UNISON is calling on the Tees, Esk and Wear Valley NHS trust to halt its plans to hand hundreds of NHS staff over to a wholly owned subsidiary company.
The call came as union members made their “anger, worry and disappointment” clear in a meeting with the union and Middlesbrough MP Andy McDonald.
The trust’s plans involve transferring around 600 members of staff, including maintenance workers, porters, housekeepers and caterers, to a private company it has set up, called Tees, Esk and Wear Valleys Estates FM Ltd.
But at a standing-room only meeting today, the workers said the plans leave them feeling undervalued and worried about their future.
Many of the workers who face being transferred out of direct NHS employment have worked for the health service for more than 20 years, but now feel both worried and upset.

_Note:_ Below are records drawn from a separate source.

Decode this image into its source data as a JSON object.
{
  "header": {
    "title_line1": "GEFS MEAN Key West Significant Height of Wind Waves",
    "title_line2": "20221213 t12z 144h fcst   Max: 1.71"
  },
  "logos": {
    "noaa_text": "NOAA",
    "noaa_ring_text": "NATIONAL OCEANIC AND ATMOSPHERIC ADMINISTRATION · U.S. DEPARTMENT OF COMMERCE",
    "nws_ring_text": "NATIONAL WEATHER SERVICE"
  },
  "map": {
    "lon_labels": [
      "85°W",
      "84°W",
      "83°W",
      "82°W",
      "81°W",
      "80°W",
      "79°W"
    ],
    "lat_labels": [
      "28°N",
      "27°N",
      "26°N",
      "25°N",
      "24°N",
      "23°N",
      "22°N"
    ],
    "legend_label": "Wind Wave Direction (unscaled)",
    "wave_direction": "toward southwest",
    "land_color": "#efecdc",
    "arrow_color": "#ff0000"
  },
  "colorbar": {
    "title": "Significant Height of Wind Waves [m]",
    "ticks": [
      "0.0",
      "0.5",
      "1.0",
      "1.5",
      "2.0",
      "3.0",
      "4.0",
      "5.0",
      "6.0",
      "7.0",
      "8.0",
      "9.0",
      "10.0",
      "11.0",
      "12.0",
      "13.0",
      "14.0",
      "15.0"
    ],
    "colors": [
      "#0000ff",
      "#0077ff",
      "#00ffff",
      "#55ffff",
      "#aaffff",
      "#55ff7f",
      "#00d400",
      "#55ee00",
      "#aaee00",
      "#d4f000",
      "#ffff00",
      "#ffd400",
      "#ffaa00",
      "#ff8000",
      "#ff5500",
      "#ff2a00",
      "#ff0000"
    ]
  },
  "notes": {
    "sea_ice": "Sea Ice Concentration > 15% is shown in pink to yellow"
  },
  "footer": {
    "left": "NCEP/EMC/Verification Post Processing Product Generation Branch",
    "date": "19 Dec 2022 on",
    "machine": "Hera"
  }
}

“Listening to the anger, worry and disappointment of staff today really sent home a loud message that the trust needs to halt these plans immediately,” said UNISON Northern regional secretary Clare Williams.
The union has written to the trust, along with local Labour MPs from the Tees Valley, calling for an end to the proposals.
The letter warned that privatisation does not work in the interest of patients or staff, and cited the recent collapse of Carillion.
Labour MP Andy McDonald addressing the meeting
The letter also asked what message the trust was sending to some of the most lowest paid staff if it was prepared to cast them out of the NHS family?
The union has launched a petition urging the trust not to go ahead with the privatisation, which has already been signed by staff and local people.
Further meetings with staff will take in the next few weeks ahead of a trust board meeting on 25 September.
“Staff should remain as part of the NHS One Team and not be hived off,” added Ms Williams. “We have heard their views and UNISON will give our full support to this campaign. We call on the trust to urgently reconsider.”
Mr McDonald told today’s packed meeting: “I am pleased to be able to show support to the staff and, along with fellow Labour MPs, will continue to urge the trust to abandon these plans as they are not good for patient care or the staff providing services.”
UNISON Tyne, Esk and Wear valleys health branch secretary John Malcolm summed up the meeting as “a clear indication of members’ anger and upset. We welcome the support of local Labour MPs to our campaign and call on the trust to listen to the strongly held views of their staff.”